1997 VT Calais Series 1
Member
- Joined
- Oct 31, 2017
- Messages
- 34
- Reaction score
- 2
- Points
- 8
- Age
- 48
- Location
- Sydney
- Members Ride
- 2009 WM STATESMAN
If the noise you hear changes when you have the aircon on then I suspect what you are hearing might be external to the engine and not necessarily internal. External noise can sound like it is coming from inside the engine so I would check carefully on start up with the bonnet open and someone starting the engine for you testing both with the AC on and then off. For example a bad serpentine belt squeal on a cold start will sound terrible and will not necessarily be continuous(but often is) and can last only a few seconds or it may go longer until the belt warms. If there is a noisy bearing in one of the external pulleys that only makes a racket on cold start up (for now), that could be something to eliminate as the cause of an external noise although when these pulley bearings start to become noisy the noise is normally continuous.
From what you have posted it does not look like the Holden mechanics made any effort to detect and isolate the noise for you but just changed parts to get some workshop revenue from you. In particular I cannot fathom why, if the engine noise is internal, changing an "oil pressure switch" could actually do anything to fix a cold start engine noise(and it did not of course). The OP "switch" is only there to trigger a low oil pressure warning to the dash and probably a signal to the ECU. It does not do anything to affect oil lubrication to engine parts. Oil flow is run from the engine's internal oil pump, oil pressure is generated by resistance to flow and excess oil pressure is dealt with by the oil pressure relief valve.
By the way, check your owner's manual again on the optimum oil spec for your engine. You mentioned 5w-40 is what you are using. As in the later V6 engines, I understood the preferred oil was a 5w-30 for your 2009 engine. If that is the case I would not be using a 40 weight oil.
I agree with Sean880,
1) If the timing chain was the faulty part then you would have most certainly received a fault code.
If the timing chain was stretched and there is worn timing chain tensioners. At cold start you hear the timing chain slapping against the timing chain tensioners until oil pressure builds up but? Once you have this occurring it would definitely generate a fault code as the timing would not be in sync with the cams and the sensor would pick this up.
2) As for the AC, ( as mentioned by Sean880) I would be inspecting it at cold start up to see if the noise is coming from the AC Compressor (possibly a faulty compressor bearing, but I have never heard or known of one make noise at cold start only) Also check any other component that may cause the cold start issue like, belt tensioner, water pump bearing, alternator etc...etc... but at cold start I think your going to find that it is an Oil related issue.

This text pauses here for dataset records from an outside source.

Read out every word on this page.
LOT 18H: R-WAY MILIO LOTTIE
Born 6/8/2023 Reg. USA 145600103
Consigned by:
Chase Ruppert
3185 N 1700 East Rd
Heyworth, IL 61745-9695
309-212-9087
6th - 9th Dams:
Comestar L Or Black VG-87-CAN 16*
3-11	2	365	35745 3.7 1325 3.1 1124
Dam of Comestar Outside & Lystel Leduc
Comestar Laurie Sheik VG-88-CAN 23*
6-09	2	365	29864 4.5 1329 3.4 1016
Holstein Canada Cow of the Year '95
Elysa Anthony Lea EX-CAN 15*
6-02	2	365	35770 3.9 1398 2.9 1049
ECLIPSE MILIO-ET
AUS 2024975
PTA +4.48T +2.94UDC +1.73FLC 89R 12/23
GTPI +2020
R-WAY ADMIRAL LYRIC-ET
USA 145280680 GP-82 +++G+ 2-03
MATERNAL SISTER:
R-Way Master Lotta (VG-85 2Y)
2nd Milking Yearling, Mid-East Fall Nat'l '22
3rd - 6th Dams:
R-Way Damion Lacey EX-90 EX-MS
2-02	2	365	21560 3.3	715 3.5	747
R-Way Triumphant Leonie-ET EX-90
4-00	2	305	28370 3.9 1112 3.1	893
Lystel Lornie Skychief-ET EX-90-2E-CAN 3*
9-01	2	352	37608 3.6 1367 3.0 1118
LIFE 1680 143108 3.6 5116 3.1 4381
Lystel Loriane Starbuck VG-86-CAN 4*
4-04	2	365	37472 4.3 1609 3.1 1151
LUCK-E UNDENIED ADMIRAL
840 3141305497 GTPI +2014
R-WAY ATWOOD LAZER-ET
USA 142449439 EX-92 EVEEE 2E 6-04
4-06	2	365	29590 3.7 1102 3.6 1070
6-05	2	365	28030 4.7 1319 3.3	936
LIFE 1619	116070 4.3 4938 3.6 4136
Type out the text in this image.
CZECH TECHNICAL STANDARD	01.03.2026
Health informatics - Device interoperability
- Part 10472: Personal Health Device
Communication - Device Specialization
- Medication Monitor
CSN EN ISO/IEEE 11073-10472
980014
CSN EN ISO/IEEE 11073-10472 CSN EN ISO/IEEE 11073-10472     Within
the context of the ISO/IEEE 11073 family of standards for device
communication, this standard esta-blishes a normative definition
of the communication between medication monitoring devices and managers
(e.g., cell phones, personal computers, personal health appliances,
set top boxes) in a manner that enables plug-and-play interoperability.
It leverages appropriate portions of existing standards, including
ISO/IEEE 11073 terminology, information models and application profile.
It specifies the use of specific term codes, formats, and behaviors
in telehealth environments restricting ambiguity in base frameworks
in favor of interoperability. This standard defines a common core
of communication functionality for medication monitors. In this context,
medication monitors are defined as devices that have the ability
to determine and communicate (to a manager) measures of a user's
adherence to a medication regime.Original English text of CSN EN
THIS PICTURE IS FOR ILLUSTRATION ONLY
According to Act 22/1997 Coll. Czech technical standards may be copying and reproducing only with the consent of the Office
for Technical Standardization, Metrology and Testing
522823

3) Sean880 is correct, an Oil pressure switch will do nothing, it only monitors and sends data has no mechanical job of the internal engine.
4) Sean880 is correct again, the choice of Oil Brand and it viscosity is vitally important for these engines, 5W-30 is the recommended grade of oil but? In saying that my engine has done 380,000+ km's and is still performing well and I will at a later date move to 5W-40 after checking/testing the compression of the cylinders, but I am definitely using full synthetic engine oil and my choice of brand is Nulon Full Synthetic 5W-30 Long Life Performance Engine Oil.